Per contrastare la discriminazione nei confronti di persone LGBTQ+ non solo è necessaria l’approvazione di una legge che punisca le condotte violente o basate sull’odio, ma serve anche una cultura. Una cultura che sia inclusiva, che ci permetta di vedere l’uguale nel diverso, che vada oltre la discriminazione e i soprusi, una cultura di libertà e mutuo rispetto.

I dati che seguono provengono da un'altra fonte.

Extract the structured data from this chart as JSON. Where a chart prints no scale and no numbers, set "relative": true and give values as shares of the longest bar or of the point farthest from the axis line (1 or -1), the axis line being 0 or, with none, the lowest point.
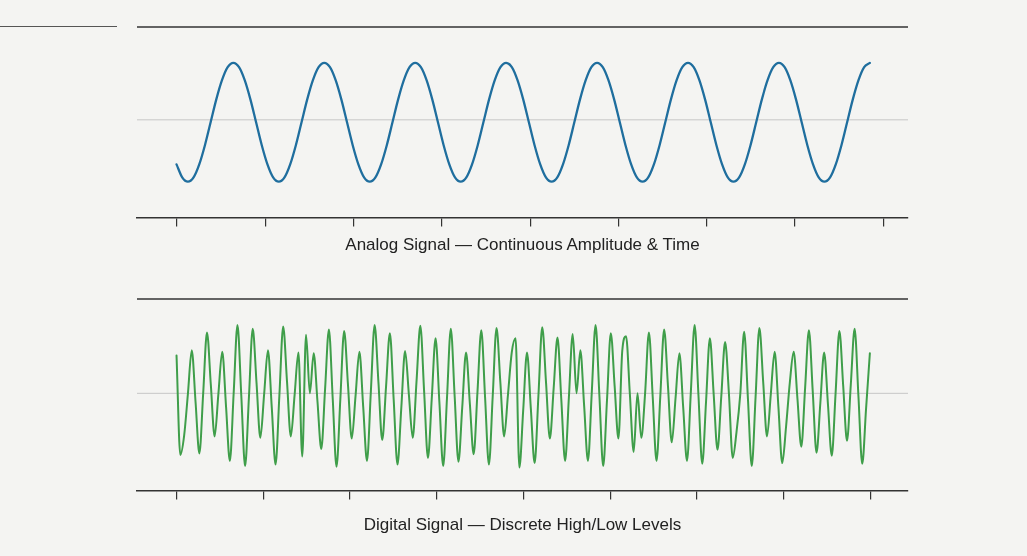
{
  "chart_data": [
    {
      "type": "line",
      "xlabel": "Analog Signal — Continuous Amplitude & Time",
      "relative": true,
      "color": "#1f6e9e",
      "ref_lines": [
        {
          "axis": "y",
          "value": 0,
          "color": "#c6c6c6"
        }
      ],
      "categories": [
        null,
        null,
        null,
        null,
        null,
        null,
        null,
        null,
        null,
        null,
        null,
        null,
        null,
        null,
        null,
        null,
        null,
        null,
        null,
        null,
        null,
        null,
        null,
        null,
        null,
        null,
        null,
        null,
        null,
        null,
        null,
        null,
        null,
        null,
        null,
        null,
        null,
        null,
        null,
        null,
        null,
        null,
        null,
        null,
        null,
        null,
        null,
        null,
        null,
        null,
        null,
        null,
        null,
        null,
        null,
        null,
        null,
        null,
        null,
        null,
        null,
        null,
        null,
        null,
        null,
        null,
        null,
        null,
        null,
        null,
        null,
        null,
        null,
        null,
        null,
        null,
        null,
        null,
        null,
        null,
        null,
        null,
        null,
        null,
        null,
        null,
        null,
        null,
        null,
        null,
        null,
        null,
        null,
        null,
        null,
        null,
        null,
        null,
        null,
        null,
        null,
        null,
        null,
        null,
        null,
        null,
        null,
        null,
        null,
        null,
        null,
        null,
        null,
        null,
        null,
        null,
        null,
        null,
        null,
        null,
        null,
        null,
        null
      ],
      "values": [
        -0.72,
        -0.93,
        -1,
        -0.93,
        -0.72,
        -0.41,
        -0.04,
        0.33,
        0.64,
        0.85,
        0.92,
        0.85,
        0.64,
        0.33,
        -0.04,
        -0.41,
        -0.72,
        -0.93,
        -1,
        -0.93,
        -0.72,
        -0.41,
        -0.04,
        0.33,
        0.64,
        0.85,
        0.92,
        0.85,
        0.64,
        0.33,
        -0.04,
        -0.41,
        -0.72,
        -0.93,
        -1,
        -0.93,
        -0.72,
        -0.41,
        -0.04,
        0.33,
        0.64,
        0.85,
        0.92,
        0.85,
        0.64,
        0.33,
        -0.04,
        -0.41,
        -0.72,
        -0.93,
        -1,
        -0.93,
        -0.72,
        -0.41,
        -0.04,
        0.33,
        0.64,
        0.85,
        0.92,
        0.85,
        0.64,
        0.33,
        -0.04,
        -0.41,
        -0.72,
        -0.93,
        -1,
        -0.93,
        -0.72,
        -0.41,
        -0.04,
        0.33,
        0.64,
        0.85,
        0.92,
        0.85,
        0.64,
        0.33,
        -0.04,
        -0.41,
        -0.72,
        -0.93,
        -1,
        -0.93,
        -0.72,
        -0.41,
        -0.04,
        0.33,
        0.64,
        0.85,
        0.92,
        0.85,
        0.64,
        0.33,
        -0.04,
        -0.41,
        -0.72,
        -0.93,
        -1,
        -0.93,
        -0.72,
        -0.41,
        -0.04,
        0.33,
        0.64,
        0.85,
        0.92,
        0.85,
        0.64,
        0.33,
        -0.04,
        -0.41,
        -0.72,
        -0.93,
        -1,
        -0.93,
        -0.72,
        -0.41,
        -0.04,
        0.33,
        0.64,
        0.85,
        0.92
      ]
    },
    {
      "type": "line",
      "xlabel": "Digital Signal — Discrete High/Low Levels",
      "relative": true,
      "color": "#3f9e4a",
      "ref_lines": [
        {
          "axis": "y",
          "value": 0,
          "color": "#c6c6c6"
        }
      ],
      "categories": [
        null,
        null,
        null,
        null,
        null,
        null,
        null,
        null,
        null,
        null,
        null,
        null,
        null,
        null,
        null,
        null,
        null,
        null,
        null,
        null,
        null,
        null,
        null,
        null,
        null,
        null,
        null,
        null,
        null,
        null,
        null,
        null,
        null,
        null,
        null,
        null,
        null,
        null,
        null,
        null,
        null,
        null,
        null,
        null,
        null,
        null,
        null,
        null,
        null,
        null,
        null,
        null,
        null,
        null,
        null,
        null,
        null,
        null,
        null,
        null,
        null,
        null,
        null,
        null,
        null,
        null,
        null,
        null,
        null,
        null,
        null,
        null,
        null,
        null,
        null,
        null,
        null,
        null,
        null,
        null,
        null,
        null,
        null,
        null,
        null,
        null,
        null,
        null,
        null,
        null,
        null,
        null,
        null,
        null,
        null,
        null,
        null,
        null,
        null,
        null,
        null,
        null,
        null,
        null,
        null,
        null,
        null,
        null,
        null,
        null,
        null,
        null,
        null,
        null,
        null,
        null,
        null,
        null,
        null,
        null,
        null,
        null,
        null,
        null,
        null,
        null,
        null,
        null,
        null,
        null,
        null,
        null,
        null,
        null,
        null,
        null,
        null,
        null,
        null,
        null,
        null,
        null,
        null,
        null,
        null,
        null,
        null,
        null,
        null,
        null,
        null,
        null,
        null,
        null,
        null,
        null,
        null,
        null,
        null,
        null,
        null,
        null,
        null,
        null,
        null,
        null,
        null,
        null,
        null,
        null,
        null,
        null,
        null,
        null,
        null,
        null,
        null,
        null,
        null,
        null,
        null,
        null,
        null
      ],
      "values": [
        0.51,
        -0.83,
        -0.57,
        0,
        0.58,
        -0.12,
        -0.81,
        0,
        0.82,
        0.12,
        -0.58,
        0,
        0.56,
        -0.18,
        -0.91,
        0,
        0.92,
        -0.03,
        -0.98,
        -0.06,
        0.87,
        0.14,
        -0.6,
        -0.01,
        0.58,
        -0.19,
        -0.96,
        -0.03,
        0.9,
        0.16,
        -0.58,
        -0.02,
        0.55,
        -0.85,
        0.79,
        0,
        0.54,
        -0.11,
        -0.75,
        0.06,
        0.86,
        -0.07,
        -0.99,
        -0.08,
        0.84,
        0.12,
        -0.61,
        -0.03,
        0.56,
        -0.18,
        -0.91,
        0.01,
        0.92,
        0.15,
        -0.63,
        0.09,
        0.81,
        -0.08,
        -0.96,
        -0.2,
        0.57,
        -0.02,
        -0.6,
        0.16,
        0.91,
        0.02,
        -0.87,
        -0.07,
        0.74,
        -0.12,
        -0.98,
        -0.06,
        0.87,
        -0.03,
        -0.92,
        -0.19,
        0.55,
        -0.14,
        -0.82,
        0.02,
        0.85,
        -0.06,
        -0.96,
        -0.04,
        0.88,
        0.15,
        -0.58,
        -0.02,
        0.55,
        0.74,
        -1,
        -0.23,
        0.55,
        -0.2,
        -0.94,
        -0.03,
        0.89,
        0.14,
        -0.61,
        0.07,
        0.75,
        -0.08,
        -0.91,
        -0.05,
        0.8,
        0,
        0.58,
        -0.17,
        -0.91,
        0.01,
        0.92,
        -0.03,
        -0.98,
        -0.09,
        0.81,
        0.1,
        -0.61,
        0.57,
        0.77,
        -0.01,
        -0.79,
        0,
        -0.6,
        0,
        0.82,
        -0.05,
        -0.91,
        -0.03,
        0.86,
        0.1,
        -0.66,
        -0.06,
        0.54,
        -0.19,
        -0.91,
        0.01,
        0.92,
        -0.02,
        -0.95,
        -0.11,
        0.74,
        -0.01,
        -0.76,
        -0.04,
        0.69,
        0,
        -0.87,
        -0.52,
        0,
        0.83,
        -0.08,
        -0.98,
        -0.05,
        0.88,
        0.15,
        -0.58,
        -0.01,
        0.56,
        -0.19,
        -0.94,
        -0.45,
        0.15,
        0.56,
        -0.08,
        -0.72,
        0.07,
        0.85,
        0.03,
        -0.8,
        -0.13,
        0.55,
        -0.15,
        -0.84,
        0,
        0.84,
        0.1,
        -0.64,
        0.12,
        0.87,
        -0.04,
        -0.95,
        -0.21,
        0.54
      ]
    }
  ]
}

La vera domanda è come si crea questa cultura positiva. L’istituzione di una giornata nazionale così come prevista dal ddl Zan è senz’altro un punto di partenza, ma serve anche sensibilizzare le persone e renderle più coscienti rispetto ai temi del genere, dell’orientamento sessuale e dell’identità di genere. La creazione di una cultura inclusiva non può che iniziare dalle scuole, luogo per eccellenza destinato all’educazione delle future generazioni, ma anche dalle famiglie, dai centri ricreativi, dalle associazioni che contribuiscono alla promozione dei cambiamenti culturali. L’approvazione del ddl Zan deve essere solo un primo passo al quale si auspica possano seguire molte altre iniziative per raggiungere la visione promossa dalla presidente della Commissione, Ursula Von der Leyen, di un’Europa in cui ogni persona è “libera di essere se stessa e amare chi vuole”.